La Gremial de Fabricantes de Productos Alimenticios aseguró que en un año la tonelada de trigo subió de 182 a 262 dólares, el maíz de 237 a 415 y el aceite de palma pasó de 458 a 755 dólares, por el incremento de la demanda estadounidense para fabricar etanol.
Eduardo Castillo, director de la gremial, amenazó con trasladar estos incrementos a los consumidores. "Nosotros no podemos cargar con estos aumentos; hay que pasarle la factura a alguien más", precisó.
De hecho muchos alimentos de amplio consumo popular, como el pan, las tortillas de maíz y la carne de pollo, ya subieron de precio lo que provocó una contracción del consumo nacional en 20 por ciento, que podría ser aún mayor para finales de año.
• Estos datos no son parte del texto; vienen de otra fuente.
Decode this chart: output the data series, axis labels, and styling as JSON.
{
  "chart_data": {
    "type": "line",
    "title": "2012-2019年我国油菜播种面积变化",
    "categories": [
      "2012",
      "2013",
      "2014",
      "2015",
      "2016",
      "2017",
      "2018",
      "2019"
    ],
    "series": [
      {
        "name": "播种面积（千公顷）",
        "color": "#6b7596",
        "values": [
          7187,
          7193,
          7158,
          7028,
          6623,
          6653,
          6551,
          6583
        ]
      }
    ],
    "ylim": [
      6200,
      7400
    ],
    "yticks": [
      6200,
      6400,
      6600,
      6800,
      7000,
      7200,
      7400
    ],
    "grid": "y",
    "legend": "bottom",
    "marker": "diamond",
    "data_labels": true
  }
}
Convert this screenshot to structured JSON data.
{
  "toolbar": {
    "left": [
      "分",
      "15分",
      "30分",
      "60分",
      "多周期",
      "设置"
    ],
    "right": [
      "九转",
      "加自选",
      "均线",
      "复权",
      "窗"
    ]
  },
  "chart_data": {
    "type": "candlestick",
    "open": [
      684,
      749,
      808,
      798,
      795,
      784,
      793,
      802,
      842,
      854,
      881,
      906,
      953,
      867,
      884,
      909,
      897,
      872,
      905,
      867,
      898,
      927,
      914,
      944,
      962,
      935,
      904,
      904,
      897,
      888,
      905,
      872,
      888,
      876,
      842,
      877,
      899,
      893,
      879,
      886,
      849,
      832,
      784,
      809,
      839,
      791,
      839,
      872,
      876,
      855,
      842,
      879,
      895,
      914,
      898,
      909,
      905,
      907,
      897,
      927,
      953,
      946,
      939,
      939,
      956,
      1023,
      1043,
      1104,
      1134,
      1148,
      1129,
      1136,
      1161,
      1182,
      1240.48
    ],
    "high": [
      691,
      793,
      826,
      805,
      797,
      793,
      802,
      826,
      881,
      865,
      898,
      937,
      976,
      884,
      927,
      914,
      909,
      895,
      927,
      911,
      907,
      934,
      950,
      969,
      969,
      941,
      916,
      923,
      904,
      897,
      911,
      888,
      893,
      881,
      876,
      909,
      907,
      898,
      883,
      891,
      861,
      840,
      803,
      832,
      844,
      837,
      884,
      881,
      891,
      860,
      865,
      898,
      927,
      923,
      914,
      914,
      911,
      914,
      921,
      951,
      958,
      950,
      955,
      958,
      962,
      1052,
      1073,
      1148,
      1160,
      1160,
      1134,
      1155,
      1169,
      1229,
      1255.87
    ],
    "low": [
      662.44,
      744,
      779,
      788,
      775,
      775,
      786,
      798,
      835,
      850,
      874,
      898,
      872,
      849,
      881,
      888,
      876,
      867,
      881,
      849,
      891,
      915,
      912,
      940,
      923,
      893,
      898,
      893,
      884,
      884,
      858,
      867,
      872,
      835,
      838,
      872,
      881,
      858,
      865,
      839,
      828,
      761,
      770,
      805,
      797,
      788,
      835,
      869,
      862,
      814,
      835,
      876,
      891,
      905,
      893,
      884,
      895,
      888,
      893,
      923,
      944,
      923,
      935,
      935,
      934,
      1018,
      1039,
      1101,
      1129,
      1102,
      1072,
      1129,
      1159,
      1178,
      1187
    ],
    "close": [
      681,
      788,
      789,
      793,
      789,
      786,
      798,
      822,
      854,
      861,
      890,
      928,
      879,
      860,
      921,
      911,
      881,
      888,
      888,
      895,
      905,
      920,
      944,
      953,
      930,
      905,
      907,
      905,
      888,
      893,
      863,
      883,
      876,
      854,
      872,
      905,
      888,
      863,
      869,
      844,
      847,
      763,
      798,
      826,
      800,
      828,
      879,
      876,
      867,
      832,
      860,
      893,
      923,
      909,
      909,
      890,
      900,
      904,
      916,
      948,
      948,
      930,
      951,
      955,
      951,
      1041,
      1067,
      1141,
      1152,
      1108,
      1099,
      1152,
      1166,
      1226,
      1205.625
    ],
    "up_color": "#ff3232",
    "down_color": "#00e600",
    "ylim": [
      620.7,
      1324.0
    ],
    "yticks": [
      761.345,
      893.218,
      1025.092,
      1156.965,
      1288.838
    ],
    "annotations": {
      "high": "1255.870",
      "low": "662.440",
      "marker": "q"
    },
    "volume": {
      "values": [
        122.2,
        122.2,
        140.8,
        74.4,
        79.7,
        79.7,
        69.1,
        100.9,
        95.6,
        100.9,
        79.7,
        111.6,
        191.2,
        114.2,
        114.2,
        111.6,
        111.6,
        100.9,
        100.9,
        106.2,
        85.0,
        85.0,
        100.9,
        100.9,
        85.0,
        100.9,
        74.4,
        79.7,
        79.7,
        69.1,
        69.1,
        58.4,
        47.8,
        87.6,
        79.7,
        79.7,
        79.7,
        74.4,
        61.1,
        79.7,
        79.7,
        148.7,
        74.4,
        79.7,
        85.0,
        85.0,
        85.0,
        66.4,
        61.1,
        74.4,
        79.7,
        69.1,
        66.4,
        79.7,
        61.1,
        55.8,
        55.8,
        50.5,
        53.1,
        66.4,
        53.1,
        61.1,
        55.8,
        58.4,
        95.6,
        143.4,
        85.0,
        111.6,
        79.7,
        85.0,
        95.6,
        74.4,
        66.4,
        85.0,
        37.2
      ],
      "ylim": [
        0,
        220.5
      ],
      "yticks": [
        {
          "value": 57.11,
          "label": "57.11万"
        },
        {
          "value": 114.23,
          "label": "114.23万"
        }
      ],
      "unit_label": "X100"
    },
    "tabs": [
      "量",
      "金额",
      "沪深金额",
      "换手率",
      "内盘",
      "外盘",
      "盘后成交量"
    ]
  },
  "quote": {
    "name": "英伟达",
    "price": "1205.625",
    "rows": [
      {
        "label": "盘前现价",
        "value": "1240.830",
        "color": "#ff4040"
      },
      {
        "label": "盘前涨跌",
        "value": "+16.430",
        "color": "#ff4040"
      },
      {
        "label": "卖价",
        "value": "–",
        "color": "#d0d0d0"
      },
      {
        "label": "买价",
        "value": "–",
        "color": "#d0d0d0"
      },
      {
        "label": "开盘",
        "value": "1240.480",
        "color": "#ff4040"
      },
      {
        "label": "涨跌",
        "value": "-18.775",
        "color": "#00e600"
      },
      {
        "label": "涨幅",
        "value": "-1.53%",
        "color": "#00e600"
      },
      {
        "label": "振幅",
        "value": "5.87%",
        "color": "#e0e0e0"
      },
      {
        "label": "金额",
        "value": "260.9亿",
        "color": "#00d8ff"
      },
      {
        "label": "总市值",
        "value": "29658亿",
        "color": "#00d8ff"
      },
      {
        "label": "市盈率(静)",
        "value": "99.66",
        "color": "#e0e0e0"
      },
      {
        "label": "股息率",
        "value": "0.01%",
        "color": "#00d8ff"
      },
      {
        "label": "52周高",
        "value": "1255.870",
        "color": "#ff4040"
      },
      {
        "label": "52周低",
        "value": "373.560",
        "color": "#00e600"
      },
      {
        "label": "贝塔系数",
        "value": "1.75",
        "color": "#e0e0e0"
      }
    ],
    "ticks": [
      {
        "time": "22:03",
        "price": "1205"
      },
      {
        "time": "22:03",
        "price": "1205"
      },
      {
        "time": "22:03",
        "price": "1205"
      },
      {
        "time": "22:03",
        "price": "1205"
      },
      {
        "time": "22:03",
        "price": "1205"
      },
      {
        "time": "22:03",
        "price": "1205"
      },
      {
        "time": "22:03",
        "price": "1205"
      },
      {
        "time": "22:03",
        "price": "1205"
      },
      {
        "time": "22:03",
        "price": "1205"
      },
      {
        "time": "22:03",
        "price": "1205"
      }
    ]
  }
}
El ministro guatemalteco de Economía, Luis Oscar Estrada, dijo a la prensa local que se estudia la posibilidad de liberar de aranceles a la harina de trigo, aceites y grasas para abaratar varios productos.
Por su parte, el analista Hugo Maúl señaló que los empresarios deben aceptar una reducción de sus ganancias y no pueden pretender pasarle al consumidor todos los aumentos.
En Guatemala la mitad de la población vive en la pobreza, que llega hasta el 80 por ciento en algunos lugares del área rural, y un alza generalizada del costo de la vida provocaría una situación crítica en todo el país.